The art of reading allows us to take on many guises, transporting us into utterly different settings no matter where we are, whether we are on the bus going to work, or in our beds before the lights go out. It is off course the writer who holds the key to another world in which they are granting us a passage into, and they know that they are the ultimate suppliers of a drug that most of us can not get enough of. Many of us are thankful to Jane Austen for taking it into her own secretive hands, to create the greatest recipe and guideline for a good romance novel, which is still being used today; you have to look no further then Fielding’s Bridget Jones’s Diary to know that the Austen fever will never die.
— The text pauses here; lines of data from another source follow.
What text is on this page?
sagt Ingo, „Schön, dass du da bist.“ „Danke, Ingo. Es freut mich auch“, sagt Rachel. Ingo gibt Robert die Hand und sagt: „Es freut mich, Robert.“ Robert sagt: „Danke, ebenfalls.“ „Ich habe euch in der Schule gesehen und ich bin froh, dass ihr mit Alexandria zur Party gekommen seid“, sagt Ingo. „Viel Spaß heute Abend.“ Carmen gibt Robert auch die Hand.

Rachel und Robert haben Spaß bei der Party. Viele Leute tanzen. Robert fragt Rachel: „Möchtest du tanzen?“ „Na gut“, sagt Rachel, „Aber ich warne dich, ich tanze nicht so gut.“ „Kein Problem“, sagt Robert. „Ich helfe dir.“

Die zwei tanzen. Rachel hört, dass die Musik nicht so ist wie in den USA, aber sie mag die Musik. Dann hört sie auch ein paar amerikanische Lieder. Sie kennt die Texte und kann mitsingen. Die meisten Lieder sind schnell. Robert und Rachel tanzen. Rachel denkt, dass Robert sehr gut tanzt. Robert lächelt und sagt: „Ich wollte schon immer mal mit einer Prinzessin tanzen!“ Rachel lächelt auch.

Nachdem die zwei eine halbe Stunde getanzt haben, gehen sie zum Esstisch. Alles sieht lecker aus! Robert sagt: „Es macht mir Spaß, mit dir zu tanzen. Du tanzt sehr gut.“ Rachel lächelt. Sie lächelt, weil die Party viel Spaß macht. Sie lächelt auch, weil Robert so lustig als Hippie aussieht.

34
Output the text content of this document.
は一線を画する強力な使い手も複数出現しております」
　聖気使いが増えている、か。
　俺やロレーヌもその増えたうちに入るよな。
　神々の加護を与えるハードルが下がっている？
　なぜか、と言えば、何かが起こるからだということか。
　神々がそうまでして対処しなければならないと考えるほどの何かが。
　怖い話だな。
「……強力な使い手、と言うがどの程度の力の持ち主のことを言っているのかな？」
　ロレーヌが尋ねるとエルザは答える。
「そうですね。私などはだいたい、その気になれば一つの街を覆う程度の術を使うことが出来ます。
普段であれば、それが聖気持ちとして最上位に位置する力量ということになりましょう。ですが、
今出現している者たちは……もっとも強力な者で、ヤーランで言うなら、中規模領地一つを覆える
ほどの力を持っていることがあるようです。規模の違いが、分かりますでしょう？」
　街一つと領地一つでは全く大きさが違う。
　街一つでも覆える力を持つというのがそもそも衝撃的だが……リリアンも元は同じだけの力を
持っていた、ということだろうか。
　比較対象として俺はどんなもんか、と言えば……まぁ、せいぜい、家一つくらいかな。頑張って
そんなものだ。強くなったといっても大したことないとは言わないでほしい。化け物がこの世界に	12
We have to also be thankful to the great satirical Oscar Wilde for creating some of the most hilarious and controversial plays, and not only that, he literally, single handily created the concept of the celebrity status. Both Wilde and Austen showed the true nature of society and the ugliness that should not remain hidden, Zola does this for the French, whilst Dostoevsky does this for the Russian, portraying the many facets of society.
Writers write not only to transport us into another realm, they also act as shamans and seers, trying to warn us of our own downfalls as seen in Orwell’s Animal Farm and Nineteen Eighty-Four and Huxley’s Brave New World, making us aware of hushed up truths and to question the governments that lull us into a deafening silence. The writer writes because when all else fails, and they do not have any other use at anything else, they are at least able to reach out and touch us in a way that no other can. With each reader, every written word has a rebirth, prolonging their life which changes with every twist and turn, and that is why they continue to write. As readers, we should consider this last bit of advice offered up by Virginia Woolf. “To read a book well, one should read it as if one were writing it. Begin not by sitting on the bench among the judges but by standing in the dock with the criminal. Be his fellow worker, become his accomplice.”